貴殿は、茶を嗜まれるか?茶で戦国時代と言えば、千利休殿じゃな。秀吉殿の逆鱗に触れて切腹でこの世を去ったことが、単なる茶頭を越えた傑物じゃということを物語っておる。
権力に屈せずに命をかけて己を貫き通す覚悟があったからこそ、現代にも続く茶道を大成させることができたのであろうな。
さて、貴殿はもちろん「一期一会」という言葉をご存知であろう。
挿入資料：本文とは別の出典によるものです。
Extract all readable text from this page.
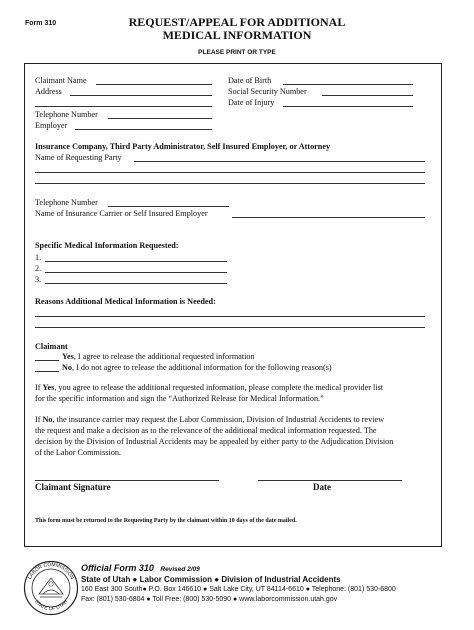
Form 310	REQUEST/APPEAL FOR ADDITIONAL
MEDICAL INFORMATION
PLEASE PRINT OR TYPE
Claimant Name
Address
Telephone Number
Employer
Date of Birth
Social Security Number
Date of Injury
Insurance Company, Third Party Administrator, Self Insured Employer, or Attorney
Name of Requesting Party
Telephone Number
Name of Insurance Carrier or Self Insured Employer
Specific Medical Information Requested:
1.
2.
3.
Reasons Additional Medical Information is Needed:
Claimant
Yes, I agree to release the additional requested information
No, I do not agree to release the additional information for the following reason(s)
If Yes, you agree to release the additional requested information, please complete the medical provider list
for the specific information and sign the “Authorized Release for Medical Information.”
If No, the insurance carrier may request the Labor Commission, Division of Industrial Accidents to review
the request and make a decision as to the relevance of the additional medical information requested. The
decision by the Division of Industrial Accidents may be appealed by either party to the Adjudication Division
of the Labor Commission.
Claimant Signature	Date
This form must be returned to the Requesting Party by the claimant within 10 days of the date mailed.
LABOR COMMISSION
STATE OF UTAH
Official Form 310 Revised 2/09
State of Utah ● Labor Commission ● Division of Industrial Accidents
160 East 300 South● P.O. Box 146610 ● Salt Lake City, UT 84114-6610 ● Telephone: (801) 530-6800
Fax: (801) 530-6804 ● Toll Free: (800) 530-5090 ● www.laborcommission.utah.gov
この言葉、実は利休殿の茶会に対する考え方がその語源であるとも言われておる。
茶会ではたとえ同じ面々が何度か会することがあったとしても、今このときの茶会は二度と繰り返されることのない、一生に一度の会であるから、亭主も客もともにその心づもりで、もてなし、もてなされねばならん、ということだそうじゃ。
わしは茶道に疎いもんじゃから、面倒な作法が多うて窮屈で、ありゃとても楽しめるもんではないと思っておったんじゃが、この「一期一会」の思いを知るに至って、多少見方が変わった。
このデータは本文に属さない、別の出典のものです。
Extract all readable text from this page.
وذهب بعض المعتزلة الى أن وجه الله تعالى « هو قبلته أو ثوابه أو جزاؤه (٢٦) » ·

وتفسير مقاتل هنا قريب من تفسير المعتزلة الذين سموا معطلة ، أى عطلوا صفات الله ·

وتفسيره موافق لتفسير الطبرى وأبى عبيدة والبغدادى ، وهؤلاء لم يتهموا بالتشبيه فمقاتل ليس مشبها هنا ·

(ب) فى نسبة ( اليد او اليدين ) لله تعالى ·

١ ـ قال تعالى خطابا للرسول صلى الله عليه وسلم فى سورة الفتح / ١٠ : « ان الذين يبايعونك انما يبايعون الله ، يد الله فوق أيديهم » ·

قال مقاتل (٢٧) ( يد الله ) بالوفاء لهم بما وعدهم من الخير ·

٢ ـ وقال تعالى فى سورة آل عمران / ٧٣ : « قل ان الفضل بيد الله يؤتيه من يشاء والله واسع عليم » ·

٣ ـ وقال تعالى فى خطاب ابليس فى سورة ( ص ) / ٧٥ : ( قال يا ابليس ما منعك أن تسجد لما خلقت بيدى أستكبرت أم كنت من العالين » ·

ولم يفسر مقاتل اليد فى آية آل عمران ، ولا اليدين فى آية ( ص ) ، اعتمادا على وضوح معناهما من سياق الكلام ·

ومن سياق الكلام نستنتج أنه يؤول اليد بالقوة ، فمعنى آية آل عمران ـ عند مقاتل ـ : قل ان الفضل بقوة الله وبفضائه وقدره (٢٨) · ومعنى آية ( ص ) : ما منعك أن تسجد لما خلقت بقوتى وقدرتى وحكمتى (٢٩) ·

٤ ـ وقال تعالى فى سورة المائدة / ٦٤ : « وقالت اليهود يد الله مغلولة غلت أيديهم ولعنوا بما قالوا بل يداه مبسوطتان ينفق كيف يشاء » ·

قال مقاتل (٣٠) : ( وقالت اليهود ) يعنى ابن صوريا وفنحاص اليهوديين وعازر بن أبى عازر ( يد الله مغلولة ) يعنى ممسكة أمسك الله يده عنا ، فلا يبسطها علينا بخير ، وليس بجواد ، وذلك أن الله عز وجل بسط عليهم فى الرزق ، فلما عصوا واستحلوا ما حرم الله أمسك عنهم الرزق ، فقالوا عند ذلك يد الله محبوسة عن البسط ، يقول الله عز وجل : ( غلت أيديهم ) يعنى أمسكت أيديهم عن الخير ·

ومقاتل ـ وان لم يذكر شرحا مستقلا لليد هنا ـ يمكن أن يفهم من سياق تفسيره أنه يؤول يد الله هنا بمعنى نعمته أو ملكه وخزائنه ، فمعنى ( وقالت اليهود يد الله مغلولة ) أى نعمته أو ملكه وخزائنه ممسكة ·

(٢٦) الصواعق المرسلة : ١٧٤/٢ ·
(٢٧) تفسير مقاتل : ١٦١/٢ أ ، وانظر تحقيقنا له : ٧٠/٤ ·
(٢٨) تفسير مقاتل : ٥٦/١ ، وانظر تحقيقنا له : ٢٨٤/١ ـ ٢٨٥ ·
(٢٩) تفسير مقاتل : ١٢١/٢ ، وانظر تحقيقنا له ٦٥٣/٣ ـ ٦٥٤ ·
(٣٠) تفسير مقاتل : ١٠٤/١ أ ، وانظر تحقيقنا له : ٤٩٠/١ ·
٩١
いろいろある作法は、茶会の場の雰囲気を良うして、その場に会する人に心から楽しんでもらうためにあるのではないかとの。
じゃから「亭主も客も」という言葉が大切なのじゃ。もてなす亭主が身勝手な振る舞いをするのは論外じゃが、いくら亭主が精一杯もてなしても、客が身勝手であれば、場の雰囲気は壊れる。それ故、茶道では客にも作法があるんじゃないかの。
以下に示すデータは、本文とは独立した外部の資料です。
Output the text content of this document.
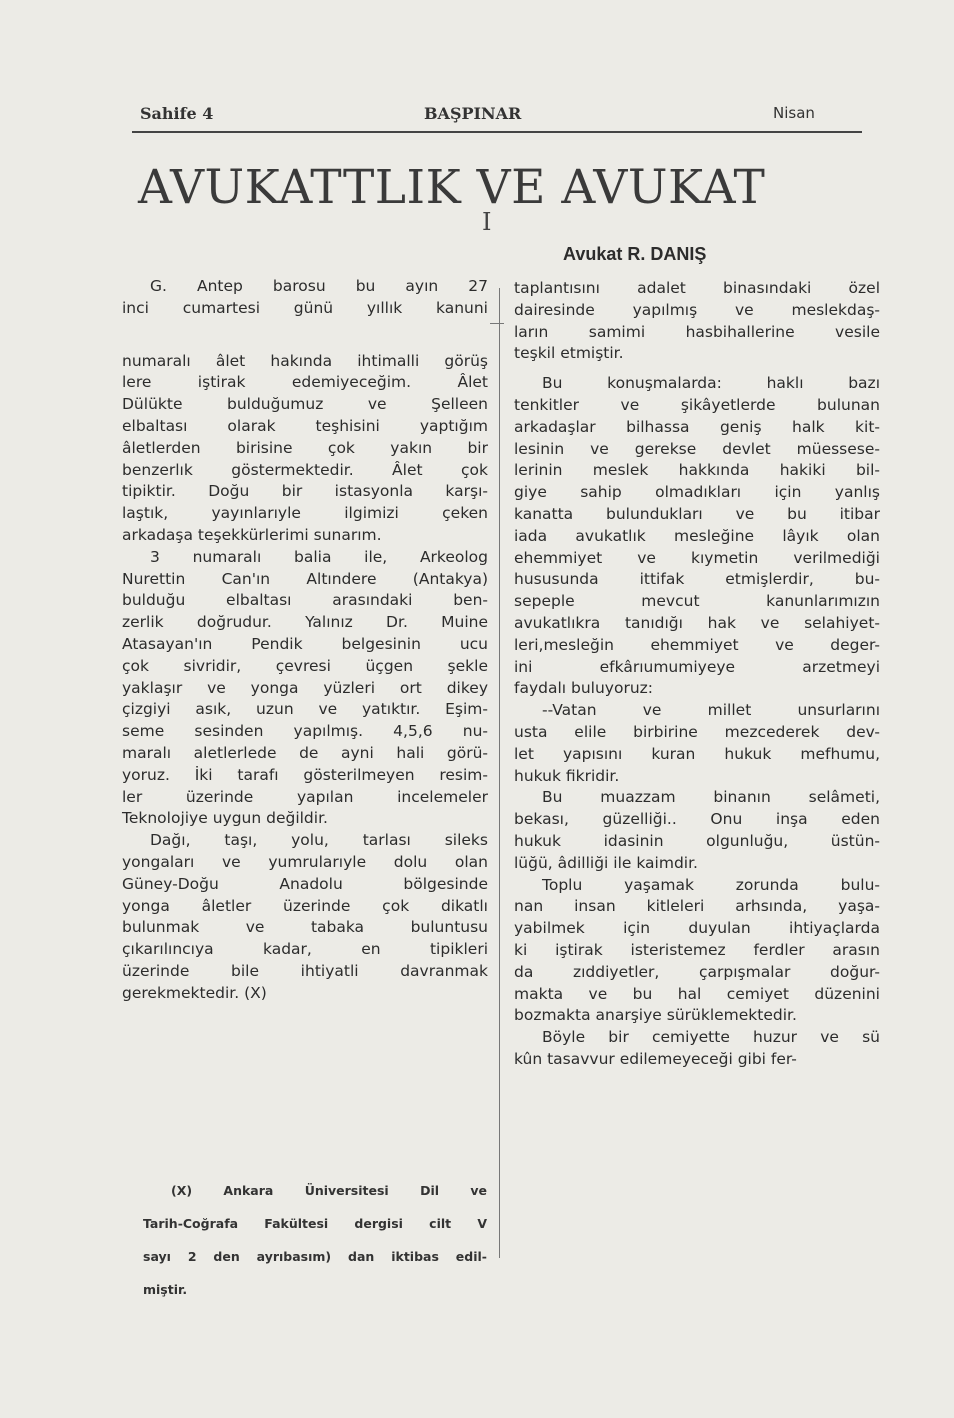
Sahife 4	BAŞPINAR	Nisan
AVUKATTLIK VE AVUKAT
I
Avukat R. DANIŞ

G. Antep barosu bu ayın 27

inci cumartesi günü yıllık kanuni

numaralı âlet hakında ihtimalli görüş

lere iştirak edemiyeceğim. Âlet

Dülükte bulduğumuz ve Şelleen

elbaltası olarak teşhisini yaptığım

âletlerden birisine çok yakın bir

benzerlık göstermektedir. Âlet çok

tipiktir. Doğu bir istasyonla karşı-

laştık, yayınlarıyle ilgimizi çeken

arkadaşa teşekkürlerimi sunarım.

3 numaralı balia ile, Arkeolog

Nurettin Can'ın Altındere (Antakya)

bulduğu elbaltası arasındaki ben-

zerlik doğrudur. Yalınız Dr. Muine

Atasayan'ın Pendik belgesinin ucu

çok sivridir, çevresi üçgen şekle

yaklaşır ve yonga yüzleri ort dikey

çizgiyi asık, uzun ve yatıktır. Eşim-

seme sesinden yapılmış. 4,5,6 nu-

maralı aletlerlede de ayni hali görü-

yoruz. İki tarafı gösterilmeyen resim-

ler üzerinde yapılan incelemeler

Teknolojiye uygun değildir.

Dağı, taşı, yolu, tarlası sileks

yongaları ve yumrularıyle dolu olan

Güney-Doğu Anadolu bölgesinde

yonga âletler üzerinde çok dikatlı

bulunmak ve tabaka buluntusu

çıkarılıncıya kadar, en tipikleri

üzerinde bile ihtiyatli davranmak

gerekmektedir. (X)

taplantısını adalet binasındaki özel

dairesinde yapılmış ve meslekdaş-

ların samimi hasbihallerine vesile

teşkil etmiştir.

Bu konuşmalarda: haklı bazı

tenkitler ve şikâyetlerde bulunan

arkadaşlar bilhassa geniş halk kit-

lesinin ve gerekse devlet müessese-

lerinin meslek hakkında hakiki bil-

giye sahip olmadıkları için yanlış

kanatta bulundukları ve bu itibar

iada avukatlık mesleğine lâyık olan

ehemmiyet ve kıymetin verilmediği

hususunda ittifak etmişlerdir, bu-

sepeple mevcut kanunlarımızın

avukatlıkra tanıdığı hak ve selahiyet-

leri,mesleğin ehemmiyet ve deger-

ini efkârıumumiyeye arzetmeyi

faydalı buluyoruz:

--Vatan ve millet unsurlarını

usta elile birbirine mezcederek dev-

let yapısını kuran hukuk mefhumu,

hukuk fikridir.

Bu muazzam binanın selâmeti,

bekası, güzelliği.. Onu inşa eden

hukuk idasinin olgunluğu, üstün-

lüğü, âdilliği ile kaimdir.

Toplu yaşamak zorunda bulu-

nan insan kitleleri arhsında, yaşa-

yabilmek için duyulan ihtiyaçlarda

ki iştirak isteristemez ferdler arasın

da zıddiyetler, çarpışmalar doğur-

makta ve bu hal cemiyet düzenini

bozmakta anarşiye sürüklemektedir.

Böyle bir cemiyette huzur ve sü

kûn tasavvur edilemeyeceği gibi fer-

(X) Ankara Üniversitesi Dil ve

Tarih-Coğrafa Fakültesi dergisi cilt V

sayı 2 den ayrıbasım) dan iktibas edil-

miştir.
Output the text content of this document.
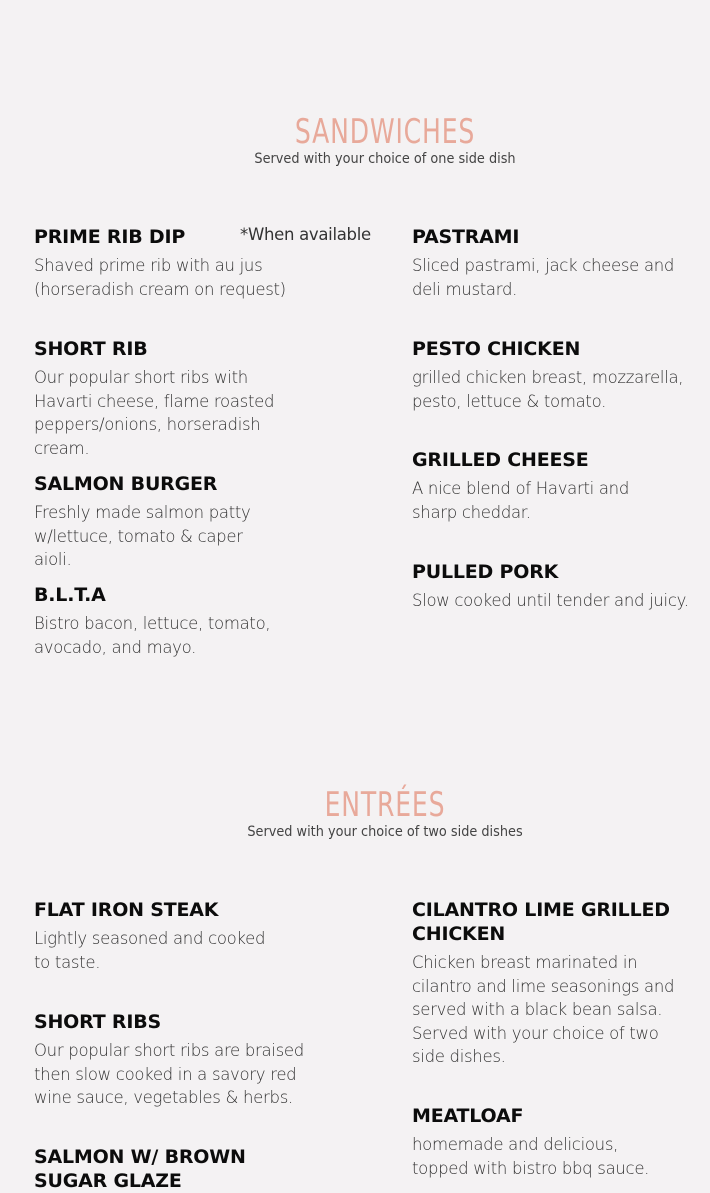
SANDWICHES

Served with your choice of one side dish

PRIME RIB DIP

Shaved prime rib with au jus (horseradish cream on request)

*When available PASTRAMI

Sliced pastrami, jack cheese and deli mustard.

SHORT RIB

Our popular short ribs with Havarti cheese, flame roasted peppers/onions, horseradish cream.

PESTO CHICKEN

grilled chicken breast, mozzarella, pesto, lettuce & tomato.

SALMON BURGER

Freshly made salmon patty w/lettuce, tomato & caper aioli.

GRILLED CHEESE

A nice blend of Havarti and sharp cheddar.

B.L.T.A

Bistro bacon, lettuce, tomato, avocado, and mayo.

PULLED PORK

Slow cooked until tender and juicy.

ENTRÉES

Served with your choice of two side dishes

FLAT IRON STEAK

Lightly seasoned and cooked to taste.

CILANTRO LIME GRILLED CHICKEN

Chicken breast marinated in cilantro and lime seasonings and served with a black bean salsa. Served with your choice of two side dishes.

SHORT RIBS

Our popular short ribs are braised then slow cooked in a savory red wine sauce, vegetables & herbs.

MEATLOAF

homemade and delicious, topped with bistro bbq sauce.

SALMON W/ BROWN SUGAR GLAZE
もてなす亭主ともてなされる客が一体となって良い場をつくり上げるのじゃ。
じゃが、作法だけ守っておっても心から楽しむことなどできはせん。作法はあくまで作法でしかないのじゃ。大事なのは、そこに心が宿っているかじゃ。
今で言えばマニュアルどおりに言われたとおりに言葉を発して、作業をしている状態と同じじゃな。決まり事じゃからと、仕方のう、無愛想に「いらっしゃいませ」と言われたらどうじゃ?その先、不愉快になって楽しむことなどできんであろう。
マニュアルは客に喜んでもらうためにあるはずじゃ。それが逆効果になるならマニュアルの意味などないわのぉ。
組織の中でも同じじゃ。皆の衆と一体となって良い場づくりをしようと心がけておるか?
何気ない「おはよう」の挨拶もひとつの礼儀作法。じゃが作法が義務になっておらんか?そこに心は宿っておるか?